In the movie, the cross-examination scene is full of data—individual facts that together point to a conclusion—as is Nicholson’s diatribe. But for all this information, there is only one binary yes/no answer that really matters—Nicholson’s confirmation that he gave the order.
In many cases, data is readily available; it’s mining that data for answers that can be challenging. That’s why so many people prefer to capture the raw data and interrogate it at length themselves, rather than having somebody else tell them what the result should be. However, with data volumes rising, and the need to incorporate new types of data, that interrogation process becomes more complicated, and demands more sophisticated—and expensive—tools to perform it. As a result, with many facing intense cost and time pressures, there is an increasing trend towards end-users demanding solutions that deliver definitive answers, rather than making users search for their own.
You may not have noticed, but Thomson Reuters has already latched onto this trend, last year adopting (and trademarking) the tagline “The Answer Company”—a smart move that redefines what it means to be a data company, or which is perhaps designed to elevate it above mere aggregators and convey the notion that “We don’t just dump a load of data in your lap; we scour all that data to tell you what you need to know.”
Sure, there will always be those who want all the data, but if you find yourself frustrated when Siri cops out and responds with “Here’s what I found on the web…” then perhaps that’s not for you.
But you don’t have to be a time-sensitive trader to feel the urgency for straightforward answers that save you plowing through reams of information.
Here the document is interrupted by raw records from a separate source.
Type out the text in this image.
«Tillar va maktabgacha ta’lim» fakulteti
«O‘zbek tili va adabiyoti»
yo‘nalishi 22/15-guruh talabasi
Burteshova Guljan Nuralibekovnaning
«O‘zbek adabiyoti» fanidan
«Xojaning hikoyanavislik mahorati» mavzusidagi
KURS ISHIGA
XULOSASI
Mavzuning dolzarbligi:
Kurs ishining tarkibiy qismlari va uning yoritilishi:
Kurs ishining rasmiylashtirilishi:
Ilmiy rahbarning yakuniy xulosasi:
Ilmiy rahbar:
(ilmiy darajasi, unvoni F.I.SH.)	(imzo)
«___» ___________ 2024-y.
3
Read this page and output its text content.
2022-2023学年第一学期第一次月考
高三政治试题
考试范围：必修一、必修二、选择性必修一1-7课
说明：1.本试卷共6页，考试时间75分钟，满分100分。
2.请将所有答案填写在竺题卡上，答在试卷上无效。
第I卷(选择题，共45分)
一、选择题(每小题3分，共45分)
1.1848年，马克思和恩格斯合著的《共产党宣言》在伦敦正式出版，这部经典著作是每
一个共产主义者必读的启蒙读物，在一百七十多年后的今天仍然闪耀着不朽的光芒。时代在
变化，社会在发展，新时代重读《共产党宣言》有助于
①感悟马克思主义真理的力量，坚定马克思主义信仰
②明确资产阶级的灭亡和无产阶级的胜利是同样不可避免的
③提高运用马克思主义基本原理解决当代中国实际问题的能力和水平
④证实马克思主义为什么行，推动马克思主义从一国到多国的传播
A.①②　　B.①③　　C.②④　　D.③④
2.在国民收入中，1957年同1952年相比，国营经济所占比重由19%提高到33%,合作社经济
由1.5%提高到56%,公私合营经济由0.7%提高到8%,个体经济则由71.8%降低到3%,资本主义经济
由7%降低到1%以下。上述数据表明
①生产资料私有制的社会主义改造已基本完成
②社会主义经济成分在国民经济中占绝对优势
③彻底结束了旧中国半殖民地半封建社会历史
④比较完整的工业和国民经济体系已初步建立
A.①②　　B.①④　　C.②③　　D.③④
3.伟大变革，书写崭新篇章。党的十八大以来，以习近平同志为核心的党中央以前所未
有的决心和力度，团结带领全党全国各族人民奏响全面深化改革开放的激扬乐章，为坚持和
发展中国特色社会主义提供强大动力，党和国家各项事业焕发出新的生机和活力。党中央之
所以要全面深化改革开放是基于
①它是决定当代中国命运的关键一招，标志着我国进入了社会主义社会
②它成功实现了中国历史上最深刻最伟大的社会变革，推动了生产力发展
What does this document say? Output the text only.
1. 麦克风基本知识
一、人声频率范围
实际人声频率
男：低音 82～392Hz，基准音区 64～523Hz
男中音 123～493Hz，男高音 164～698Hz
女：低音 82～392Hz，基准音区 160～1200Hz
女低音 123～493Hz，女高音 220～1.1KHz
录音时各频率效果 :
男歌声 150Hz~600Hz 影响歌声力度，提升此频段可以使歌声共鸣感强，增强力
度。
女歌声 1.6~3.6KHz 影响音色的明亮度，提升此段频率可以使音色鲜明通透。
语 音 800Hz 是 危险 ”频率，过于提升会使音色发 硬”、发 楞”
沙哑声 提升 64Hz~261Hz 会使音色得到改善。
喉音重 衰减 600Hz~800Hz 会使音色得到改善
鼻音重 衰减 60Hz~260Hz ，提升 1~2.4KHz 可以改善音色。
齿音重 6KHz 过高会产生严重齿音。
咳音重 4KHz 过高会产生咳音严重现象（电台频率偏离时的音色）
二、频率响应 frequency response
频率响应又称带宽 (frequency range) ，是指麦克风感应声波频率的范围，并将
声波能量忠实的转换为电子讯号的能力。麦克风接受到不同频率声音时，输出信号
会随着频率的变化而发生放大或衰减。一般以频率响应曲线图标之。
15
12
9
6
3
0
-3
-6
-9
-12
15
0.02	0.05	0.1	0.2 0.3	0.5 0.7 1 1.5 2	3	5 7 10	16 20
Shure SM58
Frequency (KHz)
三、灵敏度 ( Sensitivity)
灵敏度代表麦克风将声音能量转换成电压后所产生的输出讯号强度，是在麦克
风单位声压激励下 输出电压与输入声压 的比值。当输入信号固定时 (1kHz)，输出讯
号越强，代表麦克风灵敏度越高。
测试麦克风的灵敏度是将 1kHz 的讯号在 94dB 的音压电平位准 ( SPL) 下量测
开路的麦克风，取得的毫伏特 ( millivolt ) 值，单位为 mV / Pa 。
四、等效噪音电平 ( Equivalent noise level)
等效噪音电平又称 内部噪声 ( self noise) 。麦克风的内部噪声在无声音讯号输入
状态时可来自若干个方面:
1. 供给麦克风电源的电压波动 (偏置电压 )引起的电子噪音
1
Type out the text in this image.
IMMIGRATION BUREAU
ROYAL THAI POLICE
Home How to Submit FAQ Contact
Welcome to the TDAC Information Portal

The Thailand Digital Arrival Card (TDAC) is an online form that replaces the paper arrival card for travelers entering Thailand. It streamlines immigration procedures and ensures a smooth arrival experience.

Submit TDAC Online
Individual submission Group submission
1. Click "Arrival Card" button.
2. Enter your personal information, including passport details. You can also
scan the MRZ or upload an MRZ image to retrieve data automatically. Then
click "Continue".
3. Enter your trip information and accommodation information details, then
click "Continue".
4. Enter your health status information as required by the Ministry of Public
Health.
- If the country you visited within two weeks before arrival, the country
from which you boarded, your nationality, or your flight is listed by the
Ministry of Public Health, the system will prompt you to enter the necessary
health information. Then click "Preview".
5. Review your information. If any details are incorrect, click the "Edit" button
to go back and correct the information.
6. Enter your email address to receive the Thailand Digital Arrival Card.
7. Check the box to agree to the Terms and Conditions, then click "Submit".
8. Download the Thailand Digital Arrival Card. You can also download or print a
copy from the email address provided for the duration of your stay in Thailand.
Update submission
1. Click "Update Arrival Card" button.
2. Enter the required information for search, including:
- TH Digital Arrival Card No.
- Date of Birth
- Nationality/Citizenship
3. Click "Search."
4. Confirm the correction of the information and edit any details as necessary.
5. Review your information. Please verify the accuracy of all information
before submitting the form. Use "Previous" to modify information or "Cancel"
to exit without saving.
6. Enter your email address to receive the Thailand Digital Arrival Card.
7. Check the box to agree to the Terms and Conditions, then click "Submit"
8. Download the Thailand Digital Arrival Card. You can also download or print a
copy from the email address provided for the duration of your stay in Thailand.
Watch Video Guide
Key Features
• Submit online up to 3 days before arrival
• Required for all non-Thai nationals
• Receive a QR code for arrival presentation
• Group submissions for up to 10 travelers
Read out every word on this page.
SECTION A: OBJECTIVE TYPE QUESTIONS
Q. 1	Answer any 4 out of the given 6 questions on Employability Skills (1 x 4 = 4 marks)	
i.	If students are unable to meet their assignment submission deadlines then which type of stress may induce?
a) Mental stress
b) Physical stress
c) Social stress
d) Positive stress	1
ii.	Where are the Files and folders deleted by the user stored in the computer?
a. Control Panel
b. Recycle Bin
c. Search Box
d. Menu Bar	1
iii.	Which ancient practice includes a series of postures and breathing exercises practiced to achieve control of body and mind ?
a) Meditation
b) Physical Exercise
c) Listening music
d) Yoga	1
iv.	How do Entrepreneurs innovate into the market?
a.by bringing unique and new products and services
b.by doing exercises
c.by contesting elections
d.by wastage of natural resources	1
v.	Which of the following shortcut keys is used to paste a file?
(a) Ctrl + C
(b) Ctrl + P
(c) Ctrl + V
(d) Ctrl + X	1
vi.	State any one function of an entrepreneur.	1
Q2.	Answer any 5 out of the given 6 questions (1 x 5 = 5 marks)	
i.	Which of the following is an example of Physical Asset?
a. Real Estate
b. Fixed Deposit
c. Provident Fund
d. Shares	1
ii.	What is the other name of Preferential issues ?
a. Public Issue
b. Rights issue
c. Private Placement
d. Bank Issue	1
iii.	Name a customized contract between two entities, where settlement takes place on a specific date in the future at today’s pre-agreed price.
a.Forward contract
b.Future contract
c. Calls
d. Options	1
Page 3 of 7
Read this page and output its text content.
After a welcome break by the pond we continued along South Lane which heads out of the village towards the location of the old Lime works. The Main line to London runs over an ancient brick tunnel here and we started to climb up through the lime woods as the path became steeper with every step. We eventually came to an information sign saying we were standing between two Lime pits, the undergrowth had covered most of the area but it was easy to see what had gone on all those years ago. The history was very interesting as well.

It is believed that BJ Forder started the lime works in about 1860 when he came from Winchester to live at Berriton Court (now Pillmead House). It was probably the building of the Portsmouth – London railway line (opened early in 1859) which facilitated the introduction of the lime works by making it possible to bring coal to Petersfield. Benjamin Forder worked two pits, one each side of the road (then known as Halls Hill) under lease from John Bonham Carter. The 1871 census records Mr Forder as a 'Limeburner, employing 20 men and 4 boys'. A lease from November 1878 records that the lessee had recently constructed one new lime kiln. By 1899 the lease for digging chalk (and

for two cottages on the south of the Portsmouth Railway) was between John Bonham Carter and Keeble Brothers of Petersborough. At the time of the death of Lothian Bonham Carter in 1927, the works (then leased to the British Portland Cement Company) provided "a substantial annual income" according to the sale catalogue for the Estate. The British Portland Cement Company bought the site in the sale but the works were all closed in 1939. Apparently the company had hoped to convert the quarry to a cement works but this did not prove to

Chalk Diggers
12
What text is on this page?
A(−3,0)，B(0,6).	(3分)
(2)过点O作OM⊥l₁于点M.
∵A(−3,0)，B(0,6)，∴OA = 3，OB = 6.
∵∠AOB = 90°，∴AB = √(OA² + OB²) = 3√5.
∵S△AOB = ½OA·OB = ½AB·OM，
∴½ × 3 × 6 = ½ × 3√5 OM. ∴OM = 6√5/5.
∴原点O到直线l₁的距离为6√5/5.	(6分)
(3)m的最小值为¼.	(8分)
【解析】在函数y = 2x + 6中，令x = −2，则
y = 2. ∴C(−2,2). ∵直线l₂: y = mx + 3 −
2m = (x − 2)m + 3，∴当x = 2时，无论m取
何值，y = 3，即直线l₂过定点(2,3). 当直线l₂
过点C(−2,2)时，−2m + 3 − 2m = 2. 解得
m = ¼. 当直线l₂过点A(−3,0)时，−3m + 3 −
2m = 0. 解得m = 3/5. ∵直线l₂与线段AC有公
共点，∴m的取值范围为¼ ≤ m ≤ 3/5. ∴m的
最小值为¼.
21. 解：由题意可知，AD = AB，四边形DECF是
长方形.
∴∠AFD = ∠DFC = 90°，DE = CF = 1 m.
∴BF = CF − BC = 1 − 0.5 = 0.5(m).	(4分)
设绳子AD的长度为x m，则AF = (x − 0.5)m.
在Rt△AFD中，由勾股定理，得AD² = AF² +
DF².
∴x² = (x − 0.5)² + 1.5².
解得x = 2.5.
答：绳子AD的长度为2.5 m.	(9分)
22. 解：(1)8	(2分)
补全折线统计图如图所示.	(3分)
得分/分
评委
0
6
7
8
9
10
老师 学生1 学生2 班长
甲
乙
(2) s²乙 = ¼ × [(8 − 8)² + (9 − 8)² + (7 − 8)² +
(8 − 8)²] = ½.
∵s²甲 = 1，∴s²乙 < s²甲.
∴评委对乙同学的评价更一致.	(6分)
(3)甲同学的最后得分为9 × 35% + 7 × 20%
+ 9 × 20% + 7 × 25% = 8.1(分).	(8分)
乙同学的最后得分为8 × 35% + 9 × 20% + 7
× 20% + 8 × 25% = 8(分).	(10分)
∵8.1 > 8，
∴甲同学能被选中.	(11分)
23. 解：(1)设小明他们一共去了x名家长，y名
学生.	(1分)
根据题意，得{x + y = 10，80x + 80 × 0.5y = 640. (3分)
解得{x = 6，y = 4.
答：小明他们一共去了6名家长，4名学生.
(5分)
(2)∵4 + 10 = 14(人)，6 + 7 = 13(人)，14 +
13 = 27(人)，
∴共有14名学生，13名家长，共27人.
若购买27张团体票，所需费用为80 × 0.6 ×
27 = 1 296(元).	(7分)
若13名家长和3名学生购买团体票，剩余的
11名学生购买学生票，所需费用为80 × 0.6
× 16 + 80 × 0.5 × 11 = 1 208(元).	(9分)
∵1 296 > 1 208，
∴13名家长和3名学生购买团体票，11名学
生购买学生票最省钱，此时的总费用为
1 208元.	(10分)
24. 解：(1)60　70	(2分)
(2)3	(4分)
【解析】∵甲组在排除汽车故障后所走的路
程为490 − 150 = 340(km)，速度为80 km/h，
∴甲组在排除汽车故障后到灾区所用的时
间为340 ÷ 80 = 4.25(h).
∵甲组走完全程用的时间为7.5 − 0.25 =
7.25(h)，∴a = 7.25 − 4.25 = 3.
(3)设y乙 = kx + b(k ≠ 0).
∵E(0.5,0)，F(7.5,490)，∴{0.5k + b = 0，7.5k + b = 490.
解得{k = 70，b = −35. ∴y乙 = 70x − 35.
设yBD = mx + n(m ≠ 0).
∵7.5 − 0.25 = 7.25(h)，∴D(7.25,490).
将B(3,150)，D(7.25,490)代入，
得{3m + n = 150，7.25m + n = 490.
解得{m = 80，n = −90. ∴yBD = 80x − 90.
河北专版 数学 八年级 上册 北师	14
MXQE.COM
Market data managers and administrators tasked with informing data consumers how much their desired datasets will cost also face a burden of wading through reams of not just price lists but also licensing documents that can impact the cost of data.
That’s why the latest tool from startup Axon Financial Systems—the “What If” automated tool for instantly calculating the cost of data requested in different scenarios—will no doubt please data professionals, because it gives them a definitive answer that they can relay to those requesting the data, rather than them having to manually check price lists, terms and conditions, and perform currency conversions themselves.
One of the challenges to managing this process is ensuring that all vendor documentation is up to date, which includes managing the daily stream of vendor change notifications that can impact how a dataset is classified and what it costs. For example, Axon uses software agents to monitor exchange websites and alert its staff if an exchange changes a price or a policy, so they can update its PEAR database and notify clients, while remote systems management provider West Highland Support Services has unveiled Data Notification Manager, a tool that condenses this flow of vendor notifications into a manageable stream of change updates relevant to specific firms and their data inventory and entitlements.
So if, like Tom Cruise, you think you’re entitled to answers, you first need a system in place that can deliver answers, rather than just more information.